Pada 6 Januari 1959 warga Bandung kehilangan seorang dokter yang kondang masa itu dr.Mas Haji Abdul Patah. Kepala Jawatan Kesehatan Jawa Barat yang merupakan penggagas Bandung Plan bersama Leimena. Patah lahir di Majalaya pada 1898 dan tamat STOVIA pada 1921, mendapatkan Indisch Art di Surabaya, ditempatkan di Bangli, kemudian bekerja di Jeddah untuk menjaga kesehatan Jemaah haji antara 1925-1932. Dari Jedah, Patah meneruskan pengetahuannya di Amsterdam menjadi Arts. Pada 1935 mendapat gelar doktor dengan disertasi soal kesehatan Jemaah haji.
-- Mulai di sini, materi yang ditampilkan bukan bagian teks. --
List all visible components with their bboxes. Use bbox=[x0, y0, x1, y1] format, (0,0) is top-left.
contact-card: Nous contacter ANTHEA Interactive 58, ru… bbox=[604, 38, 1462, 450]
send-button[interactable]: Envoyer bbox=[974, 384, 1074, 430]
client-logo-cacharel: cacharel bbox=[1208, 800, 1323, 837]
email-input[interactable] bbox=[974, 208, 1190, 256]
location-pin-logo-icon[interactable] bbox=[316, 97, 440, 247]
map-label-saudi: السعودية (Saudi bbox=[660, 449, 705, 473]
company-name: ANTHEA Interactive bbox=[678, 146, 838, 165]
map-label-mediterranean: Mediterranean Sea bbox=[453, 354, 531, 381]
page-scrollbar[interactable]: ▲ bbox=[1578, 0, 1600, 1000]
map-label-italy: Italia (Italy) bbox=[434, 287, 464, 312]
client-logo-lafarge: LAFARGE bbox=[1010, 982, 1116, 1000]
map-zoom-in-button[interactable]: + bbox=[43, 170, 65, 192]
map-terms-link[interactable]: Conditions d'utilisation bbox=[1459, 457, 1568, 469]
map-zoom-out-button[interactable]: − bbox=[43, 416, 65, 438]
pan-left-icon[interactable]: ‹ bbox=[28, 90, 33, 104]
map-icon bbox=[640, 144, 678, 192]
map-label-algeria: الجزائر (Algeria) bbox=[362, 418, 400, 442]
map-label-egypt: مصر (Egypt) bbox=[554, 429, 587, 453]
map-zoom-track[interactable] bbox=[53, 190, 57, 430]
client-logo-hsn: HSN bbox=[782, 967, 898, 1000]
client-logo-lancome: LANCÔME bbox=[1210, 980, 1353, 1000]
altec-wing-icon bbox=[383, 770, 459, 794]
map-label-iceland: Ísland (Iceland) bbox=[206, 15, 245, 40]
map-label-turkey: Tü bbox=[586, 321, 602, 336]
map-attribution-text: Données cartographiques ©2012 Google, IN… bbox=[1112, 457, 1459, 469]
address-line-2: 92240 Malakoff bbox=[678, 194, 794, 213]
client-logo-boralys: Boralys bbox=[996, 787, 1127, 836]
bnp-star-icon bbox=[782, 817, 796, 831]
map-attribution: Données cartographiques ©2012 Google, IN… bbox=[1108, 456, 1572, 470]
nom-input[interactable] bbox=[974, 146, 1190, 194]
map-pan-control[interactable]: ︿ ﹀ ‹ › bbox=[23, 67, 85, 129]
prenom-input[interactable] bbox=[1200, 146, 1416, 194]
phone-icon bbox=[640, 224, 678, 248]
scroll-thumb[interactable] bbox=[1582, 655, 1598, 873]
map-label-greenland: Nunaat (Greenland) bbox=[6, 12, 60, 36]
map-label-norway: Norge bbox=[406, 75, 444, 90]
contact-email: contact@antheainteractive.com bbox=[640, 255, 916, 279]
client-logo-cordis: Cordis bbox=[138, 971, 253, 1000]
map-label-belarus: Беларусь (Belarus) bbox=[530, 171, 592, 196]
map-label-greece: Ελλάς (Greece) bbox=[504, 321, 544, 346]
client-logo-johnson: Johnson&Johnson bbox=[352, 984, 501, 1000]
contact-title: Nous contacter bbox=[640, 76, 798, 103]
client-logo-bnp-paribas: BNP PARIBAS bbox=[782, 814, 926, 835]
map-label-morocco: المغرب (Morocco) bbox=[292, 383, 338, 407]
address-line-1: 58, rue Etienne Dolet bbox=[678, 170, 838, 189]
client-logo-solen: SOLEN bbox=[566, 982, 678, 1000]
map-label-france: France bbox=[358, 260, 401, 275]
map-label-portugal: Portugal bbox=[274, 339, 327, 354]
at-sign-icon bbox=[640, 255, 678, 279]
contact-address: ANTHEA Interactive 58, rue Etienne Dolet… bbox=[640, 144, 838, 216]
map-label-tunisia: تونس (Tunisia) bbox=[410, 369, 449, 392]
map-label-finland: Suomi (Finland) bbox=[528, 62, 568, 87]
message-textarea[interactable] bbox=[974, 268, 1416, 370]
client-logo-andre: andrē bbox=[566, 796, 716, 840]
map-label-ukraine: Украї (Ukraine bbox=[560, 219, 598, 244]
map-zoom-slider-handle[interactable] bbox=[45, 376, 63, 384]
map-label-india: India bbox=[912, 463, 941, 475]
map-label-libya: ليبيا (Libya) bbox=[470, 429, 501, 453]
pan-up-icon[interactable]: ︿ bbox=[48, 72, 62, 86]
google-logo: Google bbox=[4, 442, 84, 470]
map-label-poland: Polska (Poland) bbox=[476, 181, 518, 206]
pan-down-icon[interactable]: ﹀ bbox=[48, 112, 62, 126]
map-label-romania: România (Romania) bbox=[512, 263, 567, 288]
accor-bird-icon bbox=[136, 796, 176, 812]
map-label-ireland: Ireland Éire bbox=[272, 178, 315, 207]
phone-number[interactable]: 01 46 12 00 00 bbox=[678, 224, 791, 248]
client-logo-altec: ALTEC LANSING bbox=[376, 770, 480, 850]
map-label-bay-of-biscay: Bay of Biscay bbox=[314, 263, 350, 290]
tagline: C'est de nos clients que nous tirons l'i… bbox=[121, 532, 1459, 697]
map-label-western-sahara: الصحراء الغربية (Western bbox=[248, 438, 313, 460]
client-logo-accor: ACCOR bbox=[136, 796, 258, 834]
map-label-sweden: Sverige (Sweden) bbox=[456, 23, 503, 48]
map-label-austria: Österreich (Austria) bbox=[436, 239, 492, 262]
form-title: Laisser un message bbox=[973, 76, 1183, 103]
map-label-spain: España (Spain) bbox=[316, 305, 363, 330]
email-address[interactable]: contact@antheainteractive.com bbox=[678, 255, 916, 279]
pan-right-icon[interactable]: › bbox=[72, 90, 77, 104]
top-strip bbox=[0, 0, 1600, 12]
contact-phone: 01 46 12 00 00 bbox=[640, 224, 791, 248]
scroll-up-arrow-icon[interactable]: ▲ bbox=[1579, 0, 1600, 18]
Patah kemudian menjadi dokter pemerintah di Garut, Purwakarta, Cirebon, Tasikmalaya, terus ke Bandung. Sebagai perencana dan pelaksana Plan Bandung, p royek kesehatan di wilayah Kabupaten Bandung yang meliputi urusan preventif dan kuratif. Patah juga menjadi Kepala Pendidikan Kesehatan Jawa Barat pernah mendidik rupa-rupa seperti bidan, ahli hygenis dan asisten apoteker. Dr.Patah juga salah satu pendiri Unpad bersama dr.Hasan Sadikin, dr. Djunjunan Setiakusumah, dr. Chasan Boesoiri serta sejumlah dokter lainnya mendirikan Fakultas Kedokteran Unpad.
Plan Bandung menurut konsep Leimena-Patah bertujuan memberikan pertolongan sesempurnanya bagi rakyat Bandung. Prinsipnya koordinasi rumah sakit pemerintah dan partikelir di Bandung. Setiap kewedanaan didirikan rumah sakit pembantu di bawah pimpinan juru rawat terpilih dan di bawah penilikan dokter-dokter dari rumah sakit pusat Cara ini memudahkan pertolongan agar pasien tidak terlatar dan supaya pusat tidak menanggung risiko kejadian tempat penuh alias tidak mampu menampung pasien. Bandung Plan ini sebetulnya cikal bakal apa yang kini dikenal sebagai puskesmas.
Di samping membangun sistem kuratif yang murah dan efesien dijalankan sistem preventif yang didasarkan auto aktifitas dan otonomi rakyat di desa, seperti pendidikan hygiene pada rakyat serta mulai masih dalam kandungan hingga tua. Rumah sakit pembantu mengawasi kebersihan rumah rakyat, pengawasan pasar dan warung. Bandung Plan mulai dijalankan sejak Juni 1951 di kecamatan Rancaekek dan Majalengk. Bangunan pertama berikut infrastrukturnya menelan biaya Rp 3,5 juta.
Dr. M. H pernah menulis sejumlah buku. Di antaranya “Ilmu Kuman” yang ditulisnya bersama prof. Dr. Djoebana Wiradikaita dan diterbitkan Kilat Maju di Bandung pada 1958. Laporan lain yang saya temukan ialah yang ditulis jurnalis Pikiran Rakjat pada 6 Februari 1953 berjudul Experimen Pendidikan Guru Perawat ketika Menteri Kesehatan Indonesia waktu itu Leimena bersama dr.Patah (Inspektur Kesehataan Jawa Barat) hadir dalam upacara pemberian ijazah pada sebelas guru perawat, angkatan pertama di Sekolah Pendidikan Guru dan Perawat di Jalan Padjadjaran, Bandung.
“Pendidikan Guru Perawat (hingga waktu itu-penulis) adalah satu-satunya yang baru diadakan di Indonesia. Maksud pendidikan ini ialah melatih para perawat yang terpilih untuk menjadi guru perawat yang kelak akan diberi tugas untuk menjadi guru dalam ilmu perawatan pada kursus-kursus perawtan di tempat diadakan sekolah-sekolah perawat, “ ujar Patah dalam laporan itu.